After the war he organised secret operations against the Russians and their allies in Albania and Poland, among other places. Later, as Britain's era of domination in the Arabian peninsula drew to a close, he commanded the Sultan of Oman's armed forces in a highly successful counter-insurgency.
After his assignment in Oman, he organised – with the British intelligence service, MI6 – royalist guerrilla resistance against a Soviet-backed Nasserite regime in Yemen. Smiley's efforts helped force the eventual withdrawal of the Egyptians and their Soviet mentors, paved the way for the emergence of a less anti-Western Yemeni government, and confirmed his reputation as one of Britain's leading post-war military Arabists.
In more conventional style, while commanding the Royal Horse Guards (the Blues), Smiley rode alongside the Queen as commander of her escort at the Coronation in 1953.
During the Second World War he was parachuted four times behind enemy lines. On one occasion he was obliged to escape from Albania in a rowing boat. On another mission, in Japanese-controlled eastern Thailand, he was stretchered for three days through the jungle with severe burns after a booby-trap meant for a senior Japanese officer exploded prematurely.
Though a regular soldier, Smiley was frequently seconded to MI6. As an assistant military attaché in Poland after the war, when the Soviet-controlled Communists were tightening their grip, he was beaten up and expelled as a spy, after an operation he was running had incriminated a member of the politburo.
After that he headed the British side of a secret Anglo-American venture to subvert the newly-installed Communist regime in Albania led by the ruthless Enver Hoxha. But Kim Philby, who was secretly working for the Russians, was the liaison between the British and Americans; almost all the 100 or so agents dropped by parachute or landed by boat were betrayed, and nearly all were tortured and shot.
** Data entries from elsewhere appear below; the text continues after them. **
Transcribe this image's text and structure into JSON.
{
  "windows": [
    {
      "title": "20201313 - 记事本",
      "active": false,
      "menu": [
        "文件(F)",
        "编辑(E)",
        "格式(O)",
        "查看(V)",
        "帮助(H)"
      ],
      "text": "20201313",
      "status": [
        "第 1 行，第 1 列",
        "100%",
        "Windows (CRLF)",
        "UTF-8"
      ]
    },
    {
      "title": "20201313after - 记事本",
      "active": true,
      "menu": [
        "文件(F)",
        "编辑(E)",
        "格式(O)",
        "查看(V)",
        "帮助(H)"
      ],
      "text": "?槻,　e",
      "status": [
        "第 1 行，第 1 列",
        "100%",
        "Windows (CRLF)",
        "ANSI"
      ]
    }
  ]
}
This failure haunted Smiley for the rest of his life.
Smiley's exploits led some to suggest that he was, along with several other candidates, a model for James Bond. It was also widely mooted that John le Carré, albeit unconsciously, had taken the name of his hero from the real-life Smiley
I ernestly recommend that you take a few minutes out of your day & read his full obit. My only sadness is that we used of have a such rich seam of these stout bulldogs.
Comments
Sad indeed, but there will be those who will step up to the plate...they aren't all gone. Just quiet.
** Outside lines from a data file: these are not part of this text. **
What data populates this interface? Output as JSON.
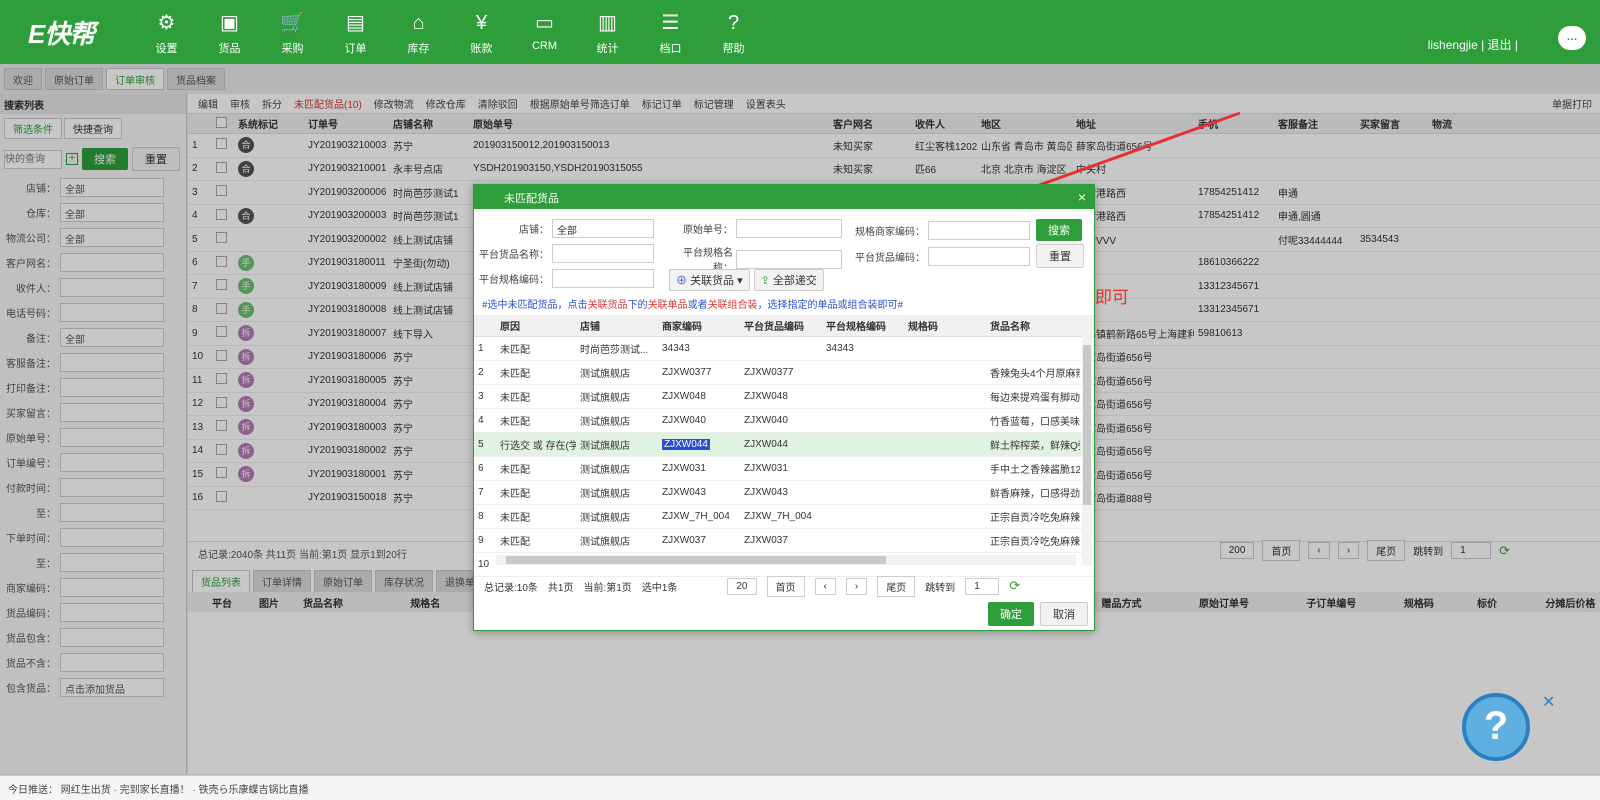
{
  "app": {
    "logo": "E快帮",
    "user": "lishengjie | 退出 |"
  },
  "nav": [
    "设置",
    "货品",
    "采购",
    "订单",
    "库存",
    "账款",
    "CRM",
    "统计",
    "档口",
    "帮助"
  ],
  "nav_icons": [
    "gear-icon",
    "package-icon",
    "cart-icon",
    "document-icon",
    "home-icon",
    "yen-icon",
    "inbox-icon",
    "chart-icon",
    "list-icon",
    "help-icon"
  ],
  "tabs": [
    "欢迎",
    "原始订单",
    "订单审核",
    "货品档案"
  ],
  "left": {
    "title": "搜索列表",
    "tab1": "筛选条件",
    "tab2": "快捷查询",
    "query_placeholder": "快的查询",
    "search_btn": "搜索",
    "reset_btn": "重置",
    "fields": [
      {
        "label": "店铺：",
        "value": "全部"
      },
      {
        "label": "仓库：",
        "value": "全部"
      },
      {
        "label": "物流公司：",
        "value": "全部"
      },
      {
        "label": "客户网名：",
        "value": ""
      },
      {
        "label": "收件人：",
        "value": ""
      },
      {
        "label": "电话号码：",
        "value": ""
      },
      {
        "label": "备注：",
        "value": "全部"
      },
      {
        "label": "客服备注：",
        "value": ""
      },
      {
        "label": "打印备注：",
        "value": ""
      },
      {
        "label": "买家留言：",
        "value": ""
      },
      {
        "label": "原始单号：",
        "value": ""
      },
      {
        "label": "订单编号：",
        "value": ""
      },
      {
        "label": "付款时间：",
        "value": ""
      },
      {
        "label": "至：",
        "value": ""
      },
      {
        "label": "下单时间：",
        "value": ""
      },
      {
        "label": "至：",
        "value": ""
      },
      {
        "label": "商家编码：",
        "value": ""
      },
      {
        "label": "货品编码：",
        "value": ""
      },
      {
        "label": "货品包含：",
        "value": ""
      },
      {
        "label": "货品不含：",
        "value": ""
      },
      {
        "label": "包含货品：",
        "value": "点击添加货品"
      }
    ]
  },
  "toolbar": [
    "编辑",
    "审核",
    "拆分",
    "未匹配货品(10)",
    "修改物流",
    "修改仓库",
    "清除驳回",
    "根据原始单号筛选订单",
    "标记订单",
    "标记管理",
    "设置表头"
  ],
  "toolbar_right": "单据打印",
  "grid": {
    "headers": [
      "系统标记",
      "订单号",
      "店铺名称",
      "原始单号",
      "客户网名",
      "收件人",
      "地区",
      "地址",
      "手机",
      "客服备注",
      "买家留言",
      "物流"
    ],
    "rows": [
      {
        "n": "1",
        "m": "合",
        "o": "JY201903210003",
        "s": "苏宁",
        "src": "201903150012,201903150013",
        "c": "未知买家",
        "r": "红尘客栈1202",
        "a": "山东省 青岛市 黄岛区",
        "ad": "薛家岛街道656号",
        "p": "",
        "cs": "",
        "bm": ""
      },
      {
        "n": "2",
        "m": "合",
        "o": "JY201903210001",
        "s": "永丰号点店",
        "src": "YSDH201903150,YSDH20190315055",
        "c": "未知买家",
        "r": "匹66",
        "a": "北京 北京市 海淀区",
        "ad": "中关村",
        "p": "",
        "cs": "",
        "bm": ""
      },
      {
        "n": "3",
        "m": "",
        "o": "JY201903200006",
        "s": "时尚芭莎测试1",
        "src": "",
        "c": "",
        "r": "",
        "a": "青岛市 黄岛区",
        "ad": "前湾港路西",
        "p": "17854251412",
        "cs": "申通",
        "bm": ""
      },
      {
        "n": "4",
        "m": "合",
        "o": "JY201903200003",
        "s": "时尚芭莎测试1",
        "src": "",
        "c": "",
        "r": "",
        "a": "青岛市 黄岛区",
        "ad": "前湾港路西",
        "p": "17854251412",
        "cs": "申通,圆通",
        "bm": ""
      },
      {
        "n": "5",
        "m": "",
        "o": "JY201903200002",
        "s": "线上测试店铺",
        "src": "",
        "c": "",
        "r": "",
        "a": "东莞市",
        "ad": "哈哈VVV",
        "p": "",
        "cs": "付呢33444444",
        "bm": "3534543"
      },
      {
        "n": "6",
        "m": "手",
        "o": "JY201903180011",
        "s": "宁圣街(勿动)",
        "src": "",
        "c": "",
        "r": "",
        "a": "",
        "ad": "",
        "p": "18610366222",
        "cs": "",
        "bm": ""
      },
      {
        "n": "7",
        "m": "手",
        "o": "JY201903180009",
        "s": "线上测试店铺",
        "src": "",
        "c": "",
        "r": "",
        "a": "",
        "ad": "yyh",
        "p": "13312345671",
        "cs": "",
        "bm": ""
      },
      {
        "n": "8",
        "m": "手",
        "o": "JY201903180008",
        "s": "线上测试店铺",
        "src": "",
        "c": "",
        "r": "",
        "a": "郑州市 惠山区",
        "ad": "yyh",
        "p": "13312345671",
        "cs": "",
        "bm": ""
      },
      {
        "n": "9",
        "m": "拆",
        "o": "JY201903180007",
        "s": "线下导入",
        "src": "",
        "c": "",
        "r": "",
        "a": "海市 青浦区",
        "ad": "白鹤镇鹤新路65号上海建利",
        "p": "59810613",
        "cs": "",
        "bm": ""
      },
      {
        "n": "10",
        "m": "拆",
        "o": "JY201903180006",
        "s": "苏宁",
        "src": "",
        "c": "",
        "r": "",
        "a": "青岛市 黄岛区",
        "ad": "薛家岛街道656号",
        "p": "",
        "cs": "",
        "bm": ""
      },
      {
        "n": "11",
        "m": "拆",
        "o": "JY201903180005",
        "s": "苏宁",
        "src": "",
        "c": "",
        "r": "",
        "a": "青岛市 黄岛区",
        "ad": "薛家岛街道656号",
        "p": "",
        "cs": "",
        "bm": ""
      },
      {
        "n": "12",
        "m": "拆",
        "o": "JY201903180004",
        "s": "苏宁",
        "src": "",
        "c": "",
        "r": "",
        "a": "青岛市 黄岛区",
        "ad": "薛家岛街道656号",
        "p": "",
        "cs": "",
        "bm": ""
      },
      {
        "n": "13",
        "m": "拆",
        "o": "JY201903180003",
        "s": "苏宁",
        "src": "",
        "c": "",
        "r": "",
        "a": "青岛市 黄岛区",
        "ad": "薛家岛街道656号",
        "p": "",
        "cs": "",
        "bm": ""
      },
      {
        "n": "14",
        "m": "拆",
        "o": "JY201903180002",
        "s": "苏宁",
        "src": "",
        "c": "",
        "r": "",
        "a": "青岛市 黄岛区",
        "ad": "薛家岛街道656号",
        "p": "",
        "cs": "",
        "bm": ""
      },
      {
        "n": "15",
        "m": "拆",
        "o": "JY201903180001",
        "s": "苏宁",
        "src": "",
        "c": "",
        "r": "",
        "a": "青岛市 黄岛区",
        "ad": "薛家岛街道656号",
        "p": "",
        "cs": "",
        "bm": ""
      },
      {
        "n": "16",
        "m": "",
        "o": "JY201903150018",
        "s": "苏宁",
        "src": "",
        "c": "",
        "r": "",
        "a": "青岛市 黄岛区",
        "ad": "薛家岛街道888号",
        "p": "",
        "cs": "",
        "bm": ""
      }
    ],
    "footer": "总记录:2040条   共11页   当前:第1页   显示1到20行",
    "page_size": "200",
    "first": "首页",
    "last": "尾页",
    "jump_label": "跳转到",
    "jump_value": "1"
  },
  "lower": {
    "tabs": [
      "货品列表",
      "订单详情",
      "原始订单",
      "库存状况",
      "退换单"
    ],
    "headers": [
      "平台",
      "图片",
      "货品名称",
      "规格名",
      "赠品方式",
      "原始订单号",
      "子订单编号",
      "规格码",
      "标价",
      "分摊后价格"
    ]
  },
  "dialog": {
    "title": "未匹配货品",
    "shop_label": "店铺：",
    "shop_value": "全部",
    "orig_label": "原始单号：",
    "sku_label": "规格商家编码：",
    "search_btn": "搜索",
    "pname_label": "平台货品名称：",
    "spec_label": "平台规格名称：",
    "pcode_label": "平台货品编码：",
    "reset_btn": "重置",
    "specno_label": "平台规格编码：",
    "link_btn": "关联货品",
    "deliver_btn": "全部递交",
    "hint_a": "#选中未匹配货品，点击",
    "hint_b": "关联货品",
    "hint_c": "下的",
    "hint_d": "关联单品",
    "hint_e": "或者",
    "hint_f": "关联组合装",
    "hint_g": "，选择指定的单品或组合装即可#",
    "headers": [
      "原因",
      "店铺",
      "商家编码",
      "平台货品编码",
      "平台规格编码",
      "规格码",
      "货品名称"
    ],
    "rows": [
      {
        "n": "1",
        "r": "未匹配",
        "s": "时尚芭莎测试...",
        "c": "34343",
        "pc": "",
        "ps": "34343",
        "sc": "",
        "nm": ""
      },
      {
        "n": "2",
        "r": "未匹配",
        "s": "测试旗舰店",
        "c": "ZJXW0377",
        "pc": "ZJXW0377",
        "ps": "",
        "sc": "",
        "nm": "香辣兔头4个月原麻辣"
      },
      {
        "n": "3",
        "r": "未匹配",
        "s": "测试旗舰店",
        "c": "ZJXW048",
        "pc": "ZJXW048",
        "ps": "",
        "sc": "",
        "nm": "每边来提鸡蛋有脚动"
      },
      {
        "n": "4",
        "r": "未匹配",
        "s": "测试旗舰店",
        "c": "ZJXW040",
        "pc": "ZJXW040",
        "ps": "",
        "sc": "",
        "nm": "竹香蓝莓，口感美味"
      },
      {
        "n": "5",
        "r": "行选交 或 存在(学)",
        "s": "测试旗舰店",
        "c": "ZJXW044",
        "pc": "ZJXW044",
        "ps": "",
        "sc": "",
        "nm": "鲜土榨榨菜，鲜辣Q弹"
      },
      {
        "n": "6",
        "r": "未匹配",
        "s": "测试旗舰店",
        "c": "ZJXW031",
        "pc": "ZJXW031",
        "ps": "",
        "sc": "",
        "nm": "手中土之香辣酱脆120"
      },
      {
        "n": "7",
        "r": "未匹配",
        "s": "测试旗舰店",
        "c": "ZJXW043",
        "pc": "ZJXW043",
        "ps": "",
        "sc": "",
        "nm": "鲜香麻辣，口感得劲"
      },
      {
        "n": "8",
        "r": "未匹配",
        "s": "测试旗舰店",
        "c": "ZJXW_7H_004",
        "pc": "ZJXW_7H_004",
        "ps": "",
        "sc": "",
        "nm": "正宗自贡冷吃兔麻辣"
      },
      {
        "n": "9",
        "r": "未匹配",
        "s": "测试旗舰店",
        "c": "ZJXW037",
        "pc": "ZJXW037",
        "ps": "",
        "sc": "",
        "nm": "正宗自贡冷吃兔麻辣"
      },
      {
        "n": "10",
        "r": "",
        "s": "",
        "c": "",
        "pc": "",
        "ps": "",
        "sc": "",
        "nm": ""
      }
    ],
    "footer_total": "总记录:10条",
    "footer_pages": "共1页",
    "footer_current": "当前:第1页",
    "footer_selected": "选中1条",
    "page_size": "20",
    "first": "首页",
    "last": "尾页",
    "jump_label": "跳转到",
    "jump_value": "1",
    "ok_btn": "确定",
    "cancel_btn": "取消"
  },
  "annotation": "关联好后点击全部递交即可",
  "bottom_bar": "今日推送：  网红生出货 · 完到家长直播！ · 铁壳ら乐康蝶吉锅比直播"
}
Posted by: Cricket | January 12, 2009 2:01 AM
I wonder if today a British government would support Royalist fighters. Those who still consider a Monarchy the best form of state don't get much help from those who are in power in Western countries. Neither in Afghanistan nor in Iraq did the Monarchs (King Zaher Shah of Afghanistan) or claimants (Sherif Ali of Iraq) any backing. The Americans installed their man Karzai who had no credit inside Afghanistan.
Posted by: Royalist | January 12, 2009 4:35 AM
I read his obituary with amazement. What a man.